In particular, if science is to inform the meaning of our lives, we must experience key concepts bodily. Among other things, this will require that we venture outside classrooms into natural settings. Scientific ideas become meaningful when we experience and reflect upon them directly with multiple senses. An understanding of nature must enter our bodies through our pores as well as our minds. Alongside ecological literacy, or ecoliteracy, we must foster evolutionary literacy, or evoliteracy—that is, an understanding of the Epic of Evolution, the story of the Big Bang to the present day.
Let me be clear. I am not arguing that we change the way we do science, but rather the way we teach science. Nor am I advocating that humanity embrace a single, global cosmology. The beauty of the Epic of Evolution is that it allows for an endless variety of interpretations, with and without God(s). So every culture can still fashion its own unique cosmology, informed by its own unique historical, cultural, and ecological context.
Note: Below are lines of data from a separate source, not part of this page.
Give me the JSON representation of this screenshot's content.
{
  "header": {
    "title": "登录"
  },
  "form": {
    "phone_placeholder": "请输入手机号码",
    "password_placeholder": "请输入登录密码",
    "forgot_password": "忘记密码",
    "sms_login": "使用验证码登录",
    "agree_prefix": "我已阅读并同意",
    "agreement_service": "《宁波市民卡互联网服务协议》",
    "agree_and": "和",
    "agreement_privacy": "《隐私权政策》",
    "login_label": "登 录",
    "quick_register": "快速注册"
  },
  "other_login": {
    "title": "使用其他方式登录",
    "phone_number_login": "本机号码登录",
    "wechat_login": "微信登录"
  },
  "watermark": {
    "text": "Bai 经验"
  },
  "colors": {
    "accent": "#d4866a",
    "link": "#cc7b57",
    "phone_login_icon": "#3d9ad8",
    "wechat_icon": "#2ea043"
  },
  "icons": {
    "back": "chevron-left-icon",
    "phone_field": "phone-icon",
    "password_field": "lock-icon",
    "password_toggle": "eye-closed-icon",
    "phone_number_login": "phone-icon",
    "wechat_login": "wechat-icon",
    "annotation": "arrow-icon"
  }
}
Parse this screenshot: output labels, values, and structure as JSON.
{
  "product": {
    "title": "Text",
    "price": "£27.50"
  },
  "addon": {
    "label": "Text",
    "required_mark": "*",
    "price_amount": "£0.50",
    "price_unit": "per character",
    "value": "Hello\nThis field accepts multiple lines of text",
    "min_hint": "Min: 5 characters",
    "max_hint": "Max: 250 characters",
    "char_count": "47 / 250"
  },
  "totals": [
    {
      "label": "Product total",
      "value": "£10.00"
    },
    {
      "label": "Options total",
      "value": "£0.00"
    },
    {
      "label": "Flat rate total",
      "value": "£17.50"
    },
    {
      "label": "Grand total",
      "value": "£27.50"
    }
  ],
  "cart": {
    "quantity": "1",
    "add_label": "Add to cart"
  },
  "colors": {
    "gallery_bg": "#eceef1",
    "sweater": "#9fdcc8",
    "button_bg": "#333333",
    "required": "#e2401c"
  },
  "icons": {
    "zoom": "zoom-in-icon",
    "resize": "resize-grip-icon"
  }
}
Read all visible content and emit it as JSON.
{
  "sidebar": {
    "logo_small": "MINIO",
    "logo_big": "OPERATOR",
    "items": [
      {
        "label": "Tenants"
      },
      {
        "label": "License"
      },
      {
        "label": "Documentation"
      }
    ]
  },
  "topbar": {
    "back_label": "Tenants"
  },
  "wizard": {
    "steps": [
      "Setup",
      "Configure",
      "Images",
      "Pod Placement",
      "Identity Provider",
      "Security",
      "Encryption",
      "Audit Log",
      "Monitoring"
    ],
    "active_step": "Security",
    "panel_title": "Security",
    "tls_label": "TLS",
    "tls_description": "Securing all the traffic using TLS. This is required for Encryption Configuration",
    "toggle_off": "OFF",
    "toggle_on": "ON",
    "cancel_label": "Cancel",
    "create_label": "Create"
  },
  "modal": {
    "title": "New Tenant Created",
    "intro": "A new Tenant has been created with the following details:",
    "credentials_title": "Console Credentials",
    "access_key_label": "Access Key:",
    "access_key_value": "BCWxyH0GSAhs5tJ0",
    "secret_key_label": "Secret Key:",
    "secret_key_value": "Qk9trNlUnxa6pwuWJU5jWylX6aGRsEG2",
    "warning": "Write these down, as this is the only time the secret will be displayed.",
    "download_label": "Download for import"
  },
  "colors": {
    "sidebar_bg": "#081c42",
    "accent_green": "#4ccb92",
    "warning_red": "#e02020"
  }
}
I will explore experiential education in a future post, discussing the contributions of John Dewey and others. For the moment, suffice it to say that the acquisition of knowledge must be accompanied by an inner transformation. Only then can we hope to raise a generation that regards the world as a meaningful place worthy of respect and nurturing. Only then can we establish new, more accurate cosmologies that reflect what we actually know of the universe. Only then can we begin the move toward a new, more viable form of human existence.
1. The American Heritage® Science Dictionary. Copyright © 2002. Published by Houghton Mifflin.
2. The American Heritage® New Dictionary of Cultural Literacy, Third Edition. Copyright © 2005 by Houghton Mifflin Company.
3. Swimme, B. 1996. The Hidden Heart of the Cosmos: Humanity and the New Story. Orbis, New York, 115 pp.
4. Berry, T. 1999. The Great Work: Our Way into the Future. Bell Tower, New York, 242 pp.
5. Stone, M. K. and Z. Barlow (eds.). 2005. Ecological Literacy: Educating our Children for a Sustainable World. University of California Press, Berkeley, 275 pp.
6. Chaisson, E. 2006. Epic of Evolution: Seven Ages of the Cosmos. Columbia University Press, New York, 479 pp.